(BUENOS AIRES).- «No me enojo, estoy lidiando con mi propio dolor». Pampita quebró el silencio en un ida y vuelta con Yanina y dejó una postal descarnada del momento que atraviesa. La frase no solo expuso su fragilidad sino que dejó entrever el peso de un hostigamiento que, según sus palabras, no para.
Pampita confesó: «A veces estoy descolocada. Toda esa situación no estoy bien para enfrentarlo y dar mi mejor versión». La modelo reconoció que las arremetidas externas la descolocan y le impiden mostrar su faceta más sólida.
«No reniego, entiendo el juego», aclaró.

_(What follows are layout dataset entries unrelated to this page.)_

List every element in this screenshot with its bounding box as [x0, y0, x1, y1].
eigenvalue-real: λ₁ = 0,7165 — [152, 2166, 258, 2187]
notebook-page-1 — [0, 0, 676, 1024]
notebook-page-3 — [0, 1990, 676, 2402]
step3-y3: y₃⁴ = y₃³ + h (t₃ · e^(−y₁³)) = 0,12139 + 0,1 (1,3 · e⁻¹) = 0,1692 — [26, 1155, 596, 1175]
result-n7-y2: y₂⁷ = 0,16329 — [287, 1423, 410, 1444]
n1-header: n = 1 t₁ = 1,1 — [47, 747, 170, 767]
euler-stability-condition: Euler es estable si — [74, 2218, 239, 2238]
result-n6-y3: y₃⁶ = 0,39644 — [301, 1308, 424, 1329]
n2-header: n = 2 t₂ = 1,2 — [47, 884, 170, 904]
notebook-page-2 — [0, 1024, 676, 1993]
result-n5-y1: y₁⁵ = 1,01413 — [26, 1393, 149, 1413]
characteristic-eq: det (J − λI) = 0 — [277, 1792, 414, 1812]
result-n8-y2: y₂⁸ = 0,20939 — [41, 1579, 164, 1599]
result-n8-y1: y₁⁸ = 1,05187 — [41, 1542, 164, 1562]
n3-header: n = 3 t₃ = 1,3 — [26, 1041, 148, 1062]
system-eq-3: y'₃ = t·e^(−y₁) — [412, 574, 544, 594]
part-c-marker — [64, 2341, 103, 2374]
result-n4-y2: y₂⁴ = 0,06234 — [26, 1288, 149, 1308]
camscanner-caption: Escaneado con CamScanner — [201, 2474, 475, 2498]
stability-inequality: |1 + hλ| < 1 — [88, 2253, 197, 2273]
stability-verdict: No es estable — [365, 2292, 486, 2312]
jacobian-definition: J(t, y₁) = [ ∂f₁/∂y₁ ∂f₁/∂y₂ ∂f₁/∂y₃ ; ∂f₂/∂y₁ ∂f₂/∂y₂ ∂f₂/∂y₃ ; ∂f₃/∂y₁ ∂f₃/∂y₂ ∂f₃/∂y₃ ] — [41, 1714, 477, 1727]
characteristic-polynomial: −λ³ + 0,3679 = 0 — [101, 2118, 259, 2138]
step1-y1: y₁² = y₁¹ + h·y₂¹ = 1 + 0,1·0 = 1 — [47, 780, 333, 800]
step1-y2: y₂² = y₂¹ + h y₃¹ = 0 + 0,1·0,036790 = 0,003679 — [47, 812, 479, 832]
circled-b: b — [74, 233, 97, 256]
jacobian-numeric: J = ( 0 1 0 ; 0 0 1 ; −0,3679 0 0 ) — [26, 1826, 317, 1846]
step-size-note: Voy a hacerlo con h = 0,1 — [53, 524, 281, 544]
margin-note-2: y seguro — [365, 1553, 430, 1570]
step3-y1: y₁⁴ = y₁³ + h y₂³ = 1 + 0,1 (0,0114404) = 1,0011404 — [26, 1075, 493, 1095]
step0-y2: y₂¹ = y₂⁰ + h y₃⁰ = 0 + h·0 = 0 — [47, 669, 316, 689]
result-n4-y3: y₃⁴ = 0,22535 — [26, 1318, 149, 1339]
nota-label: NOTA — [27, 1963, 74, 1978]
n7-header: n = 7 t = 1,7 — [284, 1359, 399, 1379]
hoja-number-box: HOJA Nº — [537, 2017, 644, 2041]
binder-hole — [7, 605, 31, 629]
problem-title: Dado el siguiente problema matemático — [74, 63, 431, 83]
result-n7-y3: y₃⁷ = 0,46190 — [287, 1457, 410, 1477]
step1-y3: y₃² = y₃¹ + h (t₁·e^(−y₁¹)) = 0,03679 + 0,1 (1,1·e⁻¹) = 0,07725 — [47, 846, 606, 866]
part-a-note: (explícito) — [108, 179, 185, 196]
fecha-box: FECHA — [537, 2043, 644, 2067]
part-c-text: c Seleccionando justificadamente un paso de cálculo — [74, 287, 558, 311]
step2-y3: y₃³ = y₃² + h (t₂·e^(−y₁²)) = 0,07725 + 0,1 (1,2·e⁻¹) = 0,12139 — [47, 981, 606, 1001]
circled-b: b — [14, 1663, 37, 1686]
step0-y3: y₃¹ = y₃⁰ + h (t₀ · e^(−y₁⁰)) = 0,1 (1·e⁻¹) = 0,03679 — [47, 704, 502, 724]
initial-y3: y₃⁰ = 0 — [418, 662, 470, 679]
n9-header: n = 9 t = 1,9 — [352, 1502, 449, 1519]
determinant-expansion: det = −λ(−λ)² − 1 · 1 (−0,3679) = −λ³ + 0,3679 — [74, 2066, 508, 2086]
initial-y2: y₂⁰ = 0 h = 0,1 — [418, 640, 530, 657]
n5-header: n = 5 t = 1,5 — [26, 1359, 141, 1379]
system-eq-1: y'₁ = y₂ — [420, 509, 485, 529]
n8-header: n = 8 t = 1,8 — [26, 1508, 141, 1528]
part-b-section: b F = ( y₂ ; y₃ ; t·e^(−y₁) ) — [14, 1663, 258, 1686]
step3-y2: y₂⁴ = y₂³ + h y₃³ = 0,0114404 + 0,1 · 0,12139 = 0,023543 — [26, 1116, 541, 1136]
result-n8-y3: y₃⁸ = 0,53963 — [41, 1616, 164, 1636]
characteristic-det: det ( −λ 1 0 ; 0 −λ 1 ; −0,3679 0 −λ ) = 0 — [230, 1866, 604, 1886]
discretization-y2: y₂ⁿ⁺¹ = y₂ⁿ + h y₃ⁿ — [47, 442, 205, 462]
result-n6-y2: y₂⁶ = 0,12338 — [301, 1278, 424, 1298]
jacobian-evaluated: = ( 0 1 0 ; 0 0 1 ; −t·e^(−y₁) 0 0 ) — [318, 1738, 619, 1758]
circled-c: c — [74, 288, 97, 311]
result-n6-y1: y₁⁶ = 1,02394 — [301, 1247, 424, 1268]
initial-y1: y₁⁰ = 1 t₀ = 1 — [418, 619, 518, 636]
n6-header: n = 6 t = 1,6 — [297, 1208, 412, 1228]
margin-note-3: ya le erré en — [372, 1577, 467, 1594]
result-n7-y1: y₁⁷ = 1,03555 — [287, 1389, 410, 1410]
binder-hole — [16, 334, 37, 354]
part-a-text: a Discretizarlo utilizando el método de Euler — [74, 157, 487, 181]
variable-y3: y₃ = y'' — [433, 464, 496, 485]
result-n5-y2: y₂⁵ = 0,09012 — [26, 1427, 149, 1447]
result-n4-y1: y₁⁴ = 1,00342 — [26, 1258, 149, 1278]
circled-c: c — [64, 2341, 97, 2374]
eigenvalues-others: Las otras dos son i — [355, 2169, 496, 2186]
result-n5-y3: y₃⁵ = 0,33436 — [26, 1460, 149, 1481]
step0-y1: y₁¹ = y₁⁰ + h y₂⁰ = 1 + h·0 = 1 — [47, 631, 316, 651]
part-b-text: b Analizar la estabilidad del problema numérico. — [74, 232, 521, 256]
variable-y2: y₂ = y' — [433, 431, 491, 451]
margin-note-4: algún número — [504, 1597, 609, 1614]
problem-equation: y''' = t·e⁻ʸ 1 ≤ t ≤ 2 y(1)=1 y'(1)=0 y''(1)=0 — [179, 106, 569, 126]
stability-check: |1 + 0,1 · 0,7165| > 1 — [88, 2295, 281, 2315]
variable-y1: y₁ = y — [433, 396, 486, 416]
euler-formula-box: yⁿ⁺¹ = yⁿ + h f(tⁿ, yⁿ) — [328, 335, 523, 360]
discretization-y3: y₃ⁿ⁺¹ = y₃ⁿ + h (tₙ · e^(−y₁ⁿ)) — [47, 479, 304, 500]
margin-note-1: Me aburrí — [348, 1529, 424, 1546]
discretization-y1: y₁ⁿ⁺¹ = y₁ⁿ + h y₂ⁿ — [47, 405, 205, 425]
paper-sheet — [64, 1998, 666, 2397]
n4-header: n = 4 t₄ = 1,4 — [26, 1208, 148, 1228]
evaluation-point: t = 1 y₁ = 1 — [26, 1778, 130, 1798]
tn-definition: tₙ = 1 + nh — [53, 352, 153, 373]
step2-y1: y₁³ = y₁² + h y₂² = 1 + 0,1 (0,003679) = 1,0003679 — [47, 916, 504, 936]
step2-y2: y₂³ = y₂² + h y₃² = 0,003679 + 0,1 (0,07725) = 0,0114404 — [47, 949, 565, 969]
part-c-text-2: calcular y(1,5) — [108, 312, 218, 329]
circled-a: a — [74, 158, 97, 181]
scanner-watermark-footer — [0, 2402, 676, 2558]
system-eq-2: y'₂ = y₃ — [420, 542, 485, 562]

De esta manera, marcó que conoce las reglas del medio y no las rechaza, aunque le pasen factura.
Luego fue más directa sobre el hostigamiento que recibe: «Se ensañan y no te dan paz, no te dan tiempo», denunció.
Con estas palabras, la modelo puso sobre la mesa el acoso constante que siente y que, según ella, le impide sanar. Pampita habló desde un lugar de vulnerabilidad poco frecuente en una figura pública de su exposición. Sus declaraciones llegaron en un contexto de fuerte presión mediática sobre su vida personal, un terreno en el que la conductora y modelo viene siendo centro de atención desde hace semanas.
El cansancio en su voz no fue solo por las críticas recibidas, sino por la imposibilidad de procesar su duelo en privado. La exposición permanente, lejos de darle tregua, se convirtió en un factor que agrava su malestar. Pampita dejó en claro que no está peleada con la dinámica del espectáculo, pero sí con los excesos que esa misma dinámica habilita.
El contrapunto de Yanina
La respuesta de Yanina no se hizo esperar. «No comparto, los entornos de ustedes son los que más cuentan», le dijo, poniendo el foco en el rol de quienes rodean a las figuras públicas. La panelista apuntó directamente al círculo íntimo de las celebridades como el factor que más incide en la escalada de conflictos mediáticos.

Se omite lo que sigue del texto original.